Sabre Travel Network will charge airlines an average of 2.3 percent higher fees beginning Feb. 1, with the exception of bookings covered under the DCA Three-Year Option discount program, which has two dozen participants. Meanwhile, a Worldspan spokesperson said the company has not and does not plan to announce its pricing. Former Worldspan board member Al Lenza, vice president of e-commerce and distribution at Northwest, said Worldspan joined Galileo and Sabre in raising international segment fees. Another major airline executive said his company had not yet heard from Worldspan.

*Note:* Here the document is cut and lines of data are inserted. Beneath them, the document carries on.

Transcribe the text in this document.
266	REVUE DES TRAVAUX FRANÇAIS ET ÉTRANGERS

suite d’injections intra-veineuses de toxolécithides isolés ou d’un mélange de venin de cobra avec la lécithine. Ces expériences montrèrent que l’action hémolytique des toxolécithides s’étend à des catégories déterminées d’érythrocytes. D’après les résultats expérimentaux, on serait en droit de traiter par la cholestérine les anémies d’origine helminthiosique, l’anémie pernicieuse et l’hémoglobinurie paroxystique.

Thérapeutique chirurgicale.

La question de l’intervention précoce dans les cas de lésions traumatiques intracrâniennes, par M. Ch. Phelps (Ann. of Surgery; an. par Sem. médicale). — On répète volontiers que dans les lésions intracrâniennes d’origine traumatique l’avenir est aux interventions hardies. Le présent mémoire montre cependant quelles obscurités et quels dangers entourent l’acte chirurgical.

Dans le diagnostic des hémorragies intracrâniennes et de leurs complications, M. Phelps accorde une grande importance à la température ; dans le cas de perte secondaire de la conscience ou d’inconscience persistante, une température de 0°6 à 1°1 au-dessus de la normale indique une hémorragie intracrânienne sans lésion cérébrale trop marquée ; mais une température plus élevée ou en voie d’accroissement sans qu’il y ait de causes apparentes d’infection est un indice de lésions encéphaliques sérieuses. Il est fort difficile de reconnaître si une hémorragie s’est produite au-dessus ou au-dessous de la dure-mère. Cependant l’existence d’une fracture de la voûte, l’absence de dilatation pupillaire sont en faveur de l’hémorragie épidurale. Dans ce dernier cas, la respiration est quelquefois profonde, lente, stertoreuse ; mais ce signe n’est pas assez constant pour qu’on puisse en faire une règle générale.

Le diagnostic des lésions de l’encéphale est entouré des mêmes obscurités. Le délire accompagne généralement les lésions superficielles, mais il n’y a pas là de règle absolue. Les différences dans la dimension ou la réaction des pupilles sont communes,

Lenza added that GDS companies "also have, in the last few months, created a price for the ticket control number data, and who knows what they will concoct now that, come Jan. 31, they can charge different fees to different carriers." He referred to the effective date for the U.S. Department of Transportation's GDS deregulation
(BTNonline, Jan. 5).
Like Amadeus
(BTN, Dec. 8, 2003), Galileo has completely reworked the basis for its charges. According to a Galileo spokesperson, "Our 2004 pricing actions are largely a fine-tuning of methodology. The new billing methodology reflects our belief that a flat unilateral percentage increase across the board is not appropriate for carriers amid the difficult and challenging environment they face today. Instead, we are moving toward aligning our pricing directly to those areas of an airline's business that enable it to generate revenue and better link our pricing to the transaction activities and associated costs of providing GDS services. Individual airline experience will vary depending on transaction mix. As a result, some airlines will see an increase, while others will actually experience a reduction in their booking fees. To achieve this, we have frozen base fees, reduced premium fees and changed the methodology from net to gross on interactive link premiums in certain regions, to more consistently price across the globe on a transaction basis." Interactive link premiums include services provided in Galileo's highest level of participation.